China-canola disruption has wide-reaching effects

Here are some random observations on canola, China and grain markets overall. No conclusions, no solutions, just food for thought.

First, given the loss of our biggest export customer for canola, it’s surprising that the price drop hasn’t been more precipitous. Canola prices have certainly declined, but there weren’t a bunch of limit down days in succession like might have been expected when the bad news about China became public.

If you were watching the markets and not listening to news reports, you would have certainly noticed the weakness in canola over the past couple months, but you might not guess such a monumental shift in export potential had suddenly occurred.

Yellow pea prices have also been dropping and that may be due in part to fear that China may target Canadian peas next. Wheat prices have also been dropping, following the lead of Minneapolis futures and that may be partly due to the expectation that some canola acres could be switched to wheat this spring.

Of course, the question now is whether canola has reached some sort of equilibrium or whether it’s going to continue ratcheting lower. For fall delivery, prices of around $10 a bushel can be locked in, and while that’s disappointing relative to what was previously available, it does provide some protection in case there’s further downside.

Assuming the market has dropped a dollar a bushel because of China, that’s a loss of $40 or $45 an acre for the average canola producer, a huge financial hit in the many regions where canola is 40 or even 50 percent of the cropped acreage.

While we talk about China as our largest canola customer, that isn’t really true. The domestic crushing industry is the biggest customer, taking nearly 50 percent of total production. Chinese purchases have been 40 percent or more of seed exports. That’s roughly 20 percent of total production.

The loss of China is still a huge market disruption, but we’re really lucky to have 14 major crush plants across the country turning canola into oil and meal and accessing various markets around the world, the most important of which is the United States.

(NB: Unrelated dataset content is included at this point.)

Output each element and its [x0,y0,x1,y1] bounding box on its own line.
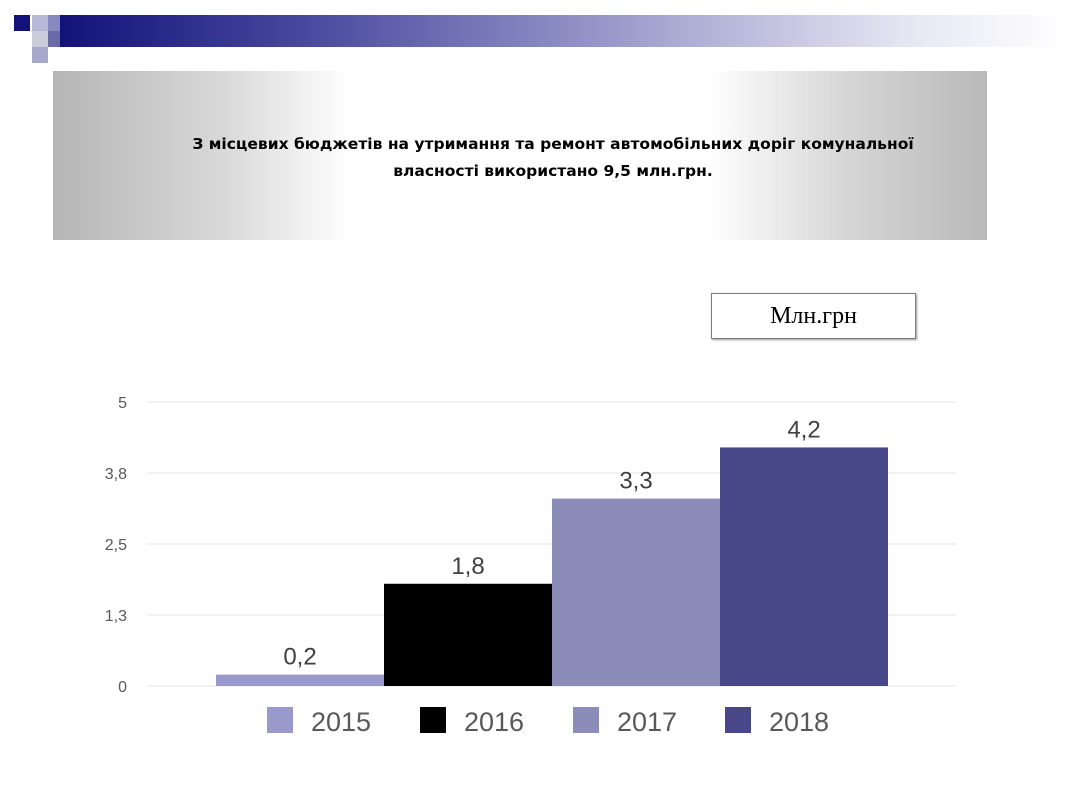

It should also be noted that trade patterns change in response to new market conditions. Will some Canadian canola be routed through the United States and arrive in China as American canola? Will the lower canola price encourage additional purchases by other nations?

Everyone is waiting to see what happens to canola acreage this spring. Most observers expect a decline with estimates ranging from a couple percentage points to as much as 10 percent. Canola is such a major crop in Western Canada that even a small change in the percentage is a lot of acres.

With seeding just weeks away, most producers seem to be sticking pretty close to their original plans. Canola seed has been bought or at least a purchase commitment has been made. And while $10 canola would be disappointing, many other cropping options aren’t stellar either.

The recent price declines in yellow peas and wheat will likely limit any further acreage upside on those crops. Oats and barley continue to look relatively strong and they may capture much of the late acreage swing out of canola.

To state the obvious, the loss of the Chinese market for canola has wide-ranging ramifications.